Longer working lives could end retirement hopes, claims Carney
PEOPLE may not have the option of retiring because of longer working lives, the Bank of England governor has warned.
Rapid and seismic change is likely to lead in the interim to unemployment, dislocation and rising inequality, Mark Carney added.
Increasing automation of jobs represents a Fourth Industrial Revolution which threatens a tenth of UK posts and 15% in Ireland, Mr Carney told an audience at the Republic’s Central Bank in Dublin.
He said: “Unlike in the previous industrial revolutions, the more rapid pace of adjustment and longer working lives means workers may not have the option of retiring.
“This raises risks of substantial skills mismatch, leading to increased structural unemployment and adverse macroeconomic outcomes.”
He delivered his lecture after warning British Government ministers that house prices could crash by more than a third in
the event of a disorderly, no deal Brexit. His comments in the Republic focused on the challenge to traditional employment posed by technology and the use of artificial intelligence.
He said those without the skills to exploit the move towards roles geared to originality or emotional intelligence could be left unemployed.

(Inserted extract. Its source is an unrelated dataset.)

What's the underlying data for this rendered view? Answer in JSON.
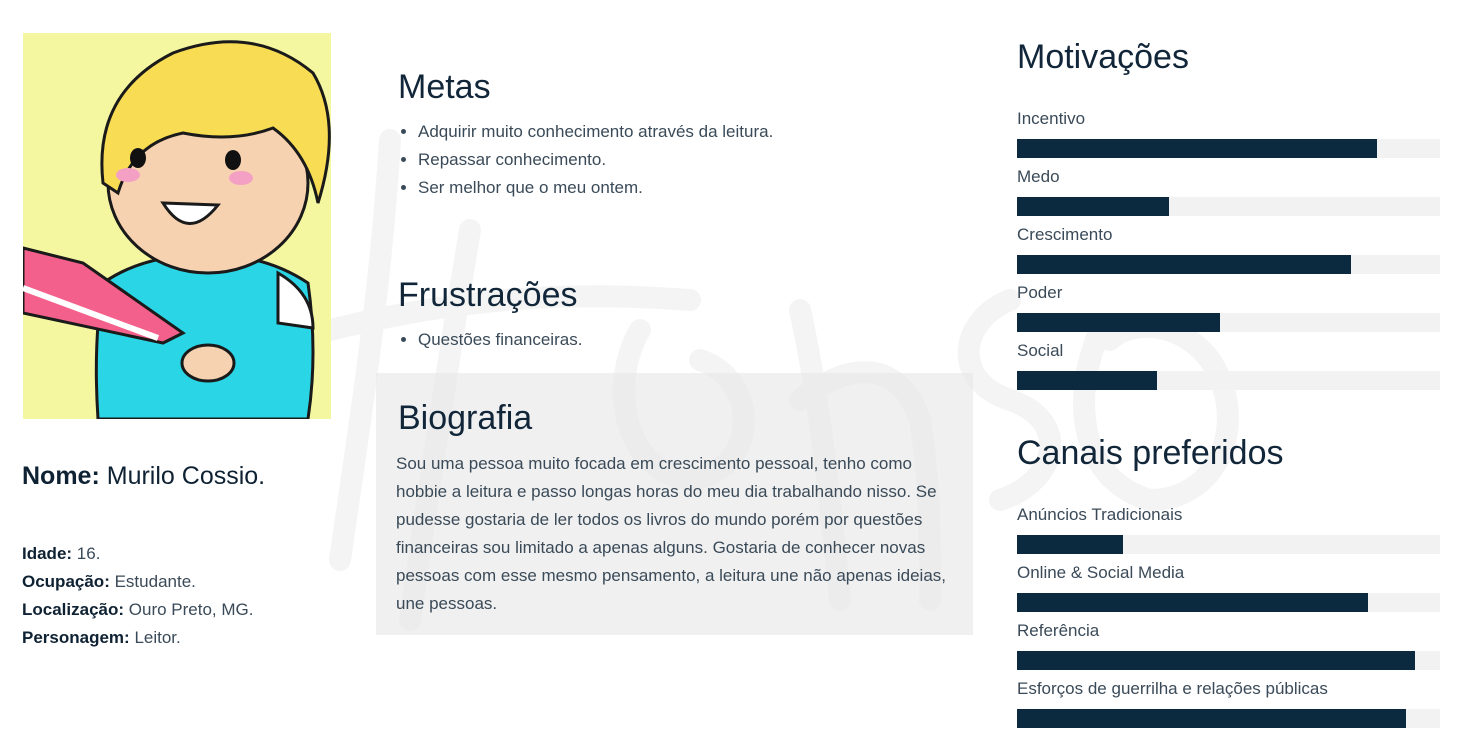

Employers and societies will also have to deal with the decrease in the labour supply produced by an ageing population.
The governor raised the role of innovation in education to try to prevent a skills mismatch. He said: “The biggest issue may be how to institutionalise retraining in mid-career and to integrate it with the social welfare system.”
Mr Carney said in the long run the revolutionising of work practices would boost productivity and wages, while creating new jobs to maintain or even increase overall employment. “But that is in the long run.
“In the interim, if it is similar to previous industrial revolutions, it seems likely there will be a period of technological unemployment, dislocation and rising inequality.
“Given that it could happen more rapidly, the challenge of workforce adjustment could be more difficult. The shifts required in employment from jobs involving heads to those with hearts and hands could be far greater each year than seen in previous episodes.”
He said rates of pay growth in the UK were below pre-financial crisis averages of a decade ago, largely reflecting continued weakness in productivity growth, and said Brexit uncertainty has had a dampening effect.